A new Institute of Medicine report estimates the healthcare industry wastes $750 billion a year. Couple that with research showing a third of all healthcare spending is unnecessary, and everyone can agree healthcare costs are out of control.
Such astronomical figures were on my mind as I watched a screening this week of Money and Medicine, a new PBS documentary airing Sept. 25 that examines soaring healthcare costs through the lens of overdiagnosis and overtreatment.
In addition to identifying areas that drive excessive healthcare (e.g., end-of-life care, diagnostic testing and screenings), it offered some strategies to help keep escalating healthcare costs in check.
Like the IOM report, the film points to patient engagement and, more importantly, shared decision making as key to delivering more cost-effective care.
The film featured Utah's Intermountain Healthcare for its success at reining in runaway healthcare expenditures. It attributes some of that success to participation in a collaborative with Dartmouth-Hitchcock and the Mayo Clinic that uses a formal set of shared decision-making tools and then measures their impact, Brent James, M.D., Intermountain's chief quality officer, told FierceHealthcare.
"The other place where I've seen real success with shared decision making within our system is at the level of ICU care and hospice, which starts on an outpatient setting," James said, noting that even though provider-patient conversations take time, they need to happen. And after they happen, those shared decisions must be carried forward every time the patient comes into contact with the system.
Another key ingredient to shared decision making, according to James, is family involvement. Including the family in the decision-making process has helped Intermountain and Utah achieve one of the highest hospice rates in the country--which is associated with care that is must cheaper and much more receptive to patient wishes, not to mention, longer life expectancies, James noted.
But what the film fails to address is that a lot of overtreatment and excessive costs stem from defensive medicine.
In countless surveys, doctors have admitted to providing too much medical care. They cite malpractice concerns, current reimbursement systems and clinical performance measures as the main forces behind more aggressive healthcare.
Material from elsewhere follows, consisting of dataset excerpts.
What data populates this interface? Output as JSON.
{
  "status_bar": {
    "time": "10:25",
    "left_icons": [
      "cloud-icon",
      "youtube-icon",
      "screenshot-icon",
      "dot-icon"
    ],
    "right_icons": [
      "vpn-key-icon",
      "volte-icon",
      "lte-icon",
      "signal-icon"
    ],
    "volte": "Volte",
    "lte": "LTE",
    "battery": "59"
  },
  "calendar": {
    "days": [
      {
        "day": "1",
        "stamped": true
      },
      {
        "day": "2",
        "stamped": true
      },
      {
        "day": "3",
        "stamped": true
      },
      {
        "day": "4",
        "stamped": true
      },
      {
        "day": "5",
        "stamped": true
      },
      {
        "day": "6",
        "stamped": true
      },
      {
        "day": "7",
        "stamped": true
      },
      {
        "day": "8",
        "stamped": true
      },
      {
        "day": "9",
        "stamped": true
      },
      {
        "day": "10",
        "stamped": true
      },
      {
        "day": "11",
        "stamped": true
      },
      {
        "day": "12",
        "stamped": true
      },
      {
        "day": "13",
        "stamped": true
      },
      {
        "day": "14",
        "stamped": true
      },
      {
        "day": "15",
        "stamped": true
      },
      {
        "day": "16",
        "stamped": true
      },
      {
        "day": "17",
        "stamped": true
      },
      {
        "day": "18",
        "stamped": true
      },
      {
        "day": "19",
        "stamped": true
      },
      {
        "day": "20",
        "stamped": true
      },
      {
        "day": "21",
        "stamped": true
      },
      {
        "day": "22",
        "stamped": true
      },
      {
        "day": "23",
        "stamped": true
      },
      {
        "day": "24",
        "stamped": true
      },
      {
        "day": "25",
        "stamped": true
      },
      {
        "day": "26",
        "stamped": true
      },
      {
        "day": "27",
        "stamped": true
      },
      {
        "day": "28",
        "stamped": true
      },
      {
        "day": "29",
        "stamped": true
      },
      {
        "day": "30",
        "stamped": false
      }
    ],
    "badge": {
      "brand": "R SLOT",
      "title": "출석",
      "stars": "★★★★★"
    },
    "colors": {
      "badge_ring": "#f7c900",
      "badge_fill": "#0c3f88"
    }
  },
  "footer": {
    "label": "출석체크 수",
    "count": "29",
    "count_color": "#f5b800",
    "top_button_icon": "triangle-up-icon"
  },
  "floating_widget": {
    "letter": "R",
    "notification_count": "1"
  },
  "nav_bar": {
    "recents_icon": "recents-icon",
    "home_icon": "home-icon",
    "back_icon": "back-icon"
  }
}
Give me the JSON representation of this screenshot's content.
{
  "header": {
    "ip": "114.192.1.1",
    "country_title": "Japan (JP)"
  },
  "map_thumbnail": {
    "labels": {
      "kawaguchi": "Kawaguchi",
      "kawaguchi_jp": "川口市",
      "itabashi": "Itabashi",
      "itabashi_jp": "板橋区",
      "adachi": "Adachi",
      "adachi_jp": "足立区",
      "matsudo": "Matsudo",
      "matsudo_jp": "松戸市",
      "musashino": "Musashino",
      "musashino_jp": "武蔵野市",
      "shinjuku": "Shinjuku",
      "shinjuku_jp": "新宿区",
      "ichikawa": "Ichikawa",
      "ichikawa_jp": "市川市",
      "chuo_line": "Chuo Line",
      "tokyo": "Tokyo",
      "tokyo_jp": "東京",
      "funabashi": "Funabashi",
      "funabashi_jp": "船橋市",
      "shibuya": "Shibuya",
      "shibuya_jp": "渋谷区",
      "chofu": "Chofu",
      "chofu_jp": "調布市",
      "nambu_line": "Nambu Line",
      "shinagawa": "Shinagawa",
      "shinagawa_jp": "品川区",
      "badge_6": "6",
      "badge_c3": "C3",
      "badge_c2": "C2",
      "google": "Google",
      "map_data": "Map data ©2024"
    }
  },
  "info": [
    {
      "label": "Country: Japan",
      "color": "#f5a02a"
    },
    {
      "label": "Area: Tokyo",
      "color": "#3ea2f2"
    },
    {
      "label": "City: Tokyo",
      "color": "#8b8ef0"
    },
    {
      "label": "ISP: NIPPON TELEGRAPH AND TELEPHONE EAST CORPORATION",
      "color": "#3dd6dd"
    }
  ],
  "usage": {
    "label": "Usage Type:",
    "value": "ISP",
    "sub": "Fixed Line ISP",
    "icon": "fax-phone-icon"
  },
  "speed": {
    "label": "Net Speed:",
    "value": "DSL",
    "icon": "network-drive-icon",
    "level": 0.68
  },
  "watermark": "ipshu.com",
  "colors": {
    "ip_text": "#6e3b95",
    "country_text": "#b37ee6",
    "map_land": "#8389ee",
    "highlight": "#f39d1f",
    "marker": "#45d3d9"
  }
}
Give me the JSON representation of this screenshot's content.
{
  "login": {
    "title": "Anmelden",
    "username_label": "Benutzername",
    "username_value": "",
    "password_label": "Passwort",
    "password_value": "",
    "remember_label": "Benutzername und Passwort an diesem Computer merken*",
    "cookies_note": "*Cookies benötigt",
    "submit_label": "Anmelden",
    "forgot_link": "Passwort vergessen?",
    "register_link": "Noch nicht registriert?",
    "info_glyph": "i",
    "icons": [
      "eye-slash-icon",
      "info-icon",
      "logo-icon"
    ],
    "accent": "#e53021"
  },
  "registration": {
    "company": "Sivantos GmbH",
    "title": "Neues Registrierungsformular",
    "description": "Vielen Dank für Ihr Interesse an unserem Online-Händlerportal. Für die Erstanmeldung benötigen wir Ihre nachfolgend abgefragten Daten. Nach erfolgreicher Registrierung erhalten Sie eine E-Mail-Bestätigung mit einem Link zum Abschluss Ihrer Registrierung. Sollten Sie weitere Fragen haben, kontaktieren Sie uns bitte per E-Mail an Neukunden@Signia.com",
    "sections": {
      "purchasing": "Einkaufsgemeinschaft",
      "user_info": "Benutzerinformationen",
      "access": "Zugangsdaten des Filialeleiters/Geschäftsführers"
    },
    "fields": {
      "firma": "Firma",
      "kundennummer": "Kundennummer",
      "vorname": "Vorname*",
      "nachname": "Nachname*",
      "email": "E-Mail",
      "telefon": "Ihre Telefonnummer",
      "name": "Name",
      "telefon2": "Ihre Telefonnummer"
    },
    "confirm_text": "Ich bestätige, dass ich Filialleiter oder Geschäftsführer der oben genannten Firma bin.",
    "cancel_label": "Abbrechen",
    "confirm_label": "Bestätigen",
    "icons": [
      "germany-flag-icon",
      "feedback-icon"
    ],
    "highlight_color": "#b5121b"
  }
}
"The term I like to use for it is 'rescue care.' And it's an attitude as much as anything--if it might work, let's do it. It's the hope for the miracle," James said. "But maybe only 1 in 100 will get the miracle, and the other 99 are going to get a little bit of harm, at massive expense."
Even if providers practice defensive medicine to avoid medical errors, those extra procedures and screenings actually increase the likelihood of error and additional complications, according to Sanjay Gupta, the associate chief of neurosurgery at Grady Memorial Hospital and the chief medical correspondent for CNN.
With such stats, healthcare needs a culture change--one that moves providers away from the mindset that more care means better care.
"It's this real aggressive disposition to do more--even when more is not better. How do we deal with that, and how do we get better service to our patients in terms of what really works," James said.
Some would say the solution must include tort reform. For Gupta, short of abolishing defensive medicine, simply asking fellow doctors to justify the procedures they order and perform can help providers rethink care decisions.
Meanwhile, James is hoping for a more "old-school" approach to improve efficiency and eliminate waste. "The primary role of a good clinician is to be a wise counselor, a trusted advisor--that's the thing patients value more than any other thing."
But, he noted, as the science of medicine advanced during the past 50 years, the basics of caring have fallen by the wayside. "Maybe it's going home to our roots and getting much better in that role of wise counselor, trusted advisor."